I thought she would smile for a heartbeat,
but the impulse left her and she just nodded. ‘He will go with her,’ she said in a tone of disapproval, then turned her large grey-green eyes on me. ‘Are you truly a pagan?’
‘I am.’
‘That is not good,’ she said seriously.
‘Tell me,’ I said, ‘is Gunnald Gunnaldson a pagan?’
She did not answer for a long while, then she shook her head abruptly. ‘He wears the cross.’
‘Does that make him a better man than me?’
She hesitated for a brief moment. ‘No,’ she finally admitted.
‘Then maybe,’ I said, ‘if he’s still in Lundene, I’ll kill him.’
‘No,’ she said firmly.
‘No?’
‘Let me kill him,’ she said and, almost for the first time since I had met her, Benedetta looked happy. We rowed on.

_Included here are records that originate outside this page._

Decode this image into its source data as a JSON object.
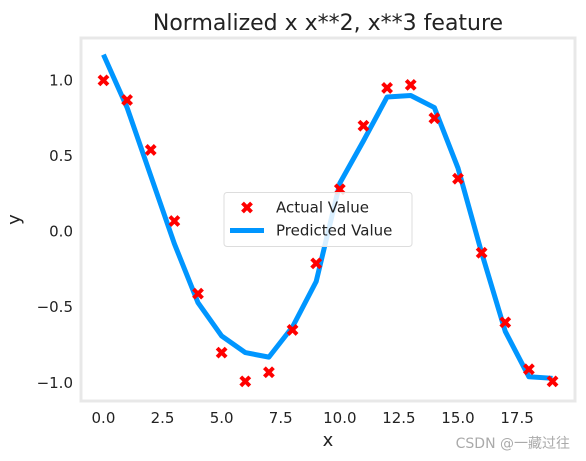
{
  "watermark": "CSDN @一藏过往",
  "colors": {
    "actual": "#ff0000",
    "predicted": "#0096ff",
    "frame": "#e8e8e8"
  },
  "chart_data": {
    "type": "scatter",
    "title": "Normalized x x**2, x**3 feature",
    "xlabel": "x",
    "ylabel": "y",
    "xlim": [
      -0.95,
      19.95
    ],
    "ylim": [
      -1.12,
      1.28
    ],
    "xticks": [
      0.0,
      2.5,
      5.0,
      7.5,
      10.0,
      12.5,
      15.0,
      17.5
    ],
    "xtick_labels": [
      "0.0",
      "2.5",
      "5.0",
      "7.5",
      "10.0",
      "12.5",
      "15.0",
      "17.5"
    ],
    "yticks": [
      1.0,
      0.5,
      0.0,
      -0.5,
      -1.0
    ],
    "ytick_labels": [
      "1.0",
      "0.5",
      "0.0",
      "−0.5",
      "−1.0"
    ],
    "grid": false,
    "legend_position": "center",
    "series": [
      {
        "name": "Actual Value",
        "kind": "scatter",
        "marker": "X",
        "x": [
          0,
          1,
          2,
          3,
          4,
          5,
          6,
          7,
          8,
          9,
          10,
          11,
          12,
          13,
          14,
          15,
          16,
          17,
          18,
          19
        ],
        "y": [
          1.0,
          0.87,
          0.54,
          0.07,
          -0.41,
          -0.8,
          -0.99,
          -0.93,
          -0.65,
          -0.21,
          0.28,
          0.7,
          0.95,
          0.97,
          0.75,
          0.35,
          -0.14,
          -0.6,
          -0.91,
          -0.99
        ]
      },
      {
        "name": "Predicted Value",
        "kind": "line",
        "x": [
          0,
          1,
          2,
          3,
          4,
          5,
          6,
          7,
          8,
          9,
          10,
          11,
          12,
          13,
          14,
          15,
          16,
          17,
          18,
          19
        ],
        "y": [
          1.17,
          0.82,
          0.37,
          -0.08,
          -0.47,
          -0.69,
          -0.8,
          -0.83,
          -0.63,
          -0.33,
          0.32,
          0.6,
          0.89,
          0.9,
          0.82,
          0.42,
          -0.14,
          -0.66,
          -0.96,
          -0.97
        ]
      }
    ]
  }
}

We reached Lundene at dusk, a dusk made darker by the city’s canopy of smoke. At least a score of other ships were lumbering upriver, most laden with the food and supplies that a city’s horde of people and horses need, one ship so heavily laden that it looked like a floating hayrick as it rode the flooding tide about the river’s great bends. We passed the smaller settlements built to Lundene’s east; the shipbuilders with their stacks of timber and the smoking pits where they burned pine to make stinking pitch, and the tanners who made a stink all of their own as they cured pelts with shit. Above it all was Lundene’s own thick stench of woodsmoke and sewage. ‘It’s not a river,’ Finan complained, ‘it’s a cesspool.’
‘You get used to it,’ I said.
‘Who’d want to?’ He looked down at the water flowing past Spearhafoc’s hull. ‘Those are turds!’
We left the marshy banks for the two low hills of Lundene. It was getting dark now, but there was still just enough light to show three spearmen standing on the high stone rampart of the small Roman bastion that guarded the eastern end of the city. None of the three was wearing a dark red cloak and no leaping stag banners hung against the wall. Nor did the three men show any interest as we passed. The wharves, packed with ships, began just beyond the small fort, and in their centre, still downstream of the great bridge, was the stone wall I knew so well. The wall had been made by the Romans and protected a masonry platform on which they had built a lavish house. I had lived there with Gisela.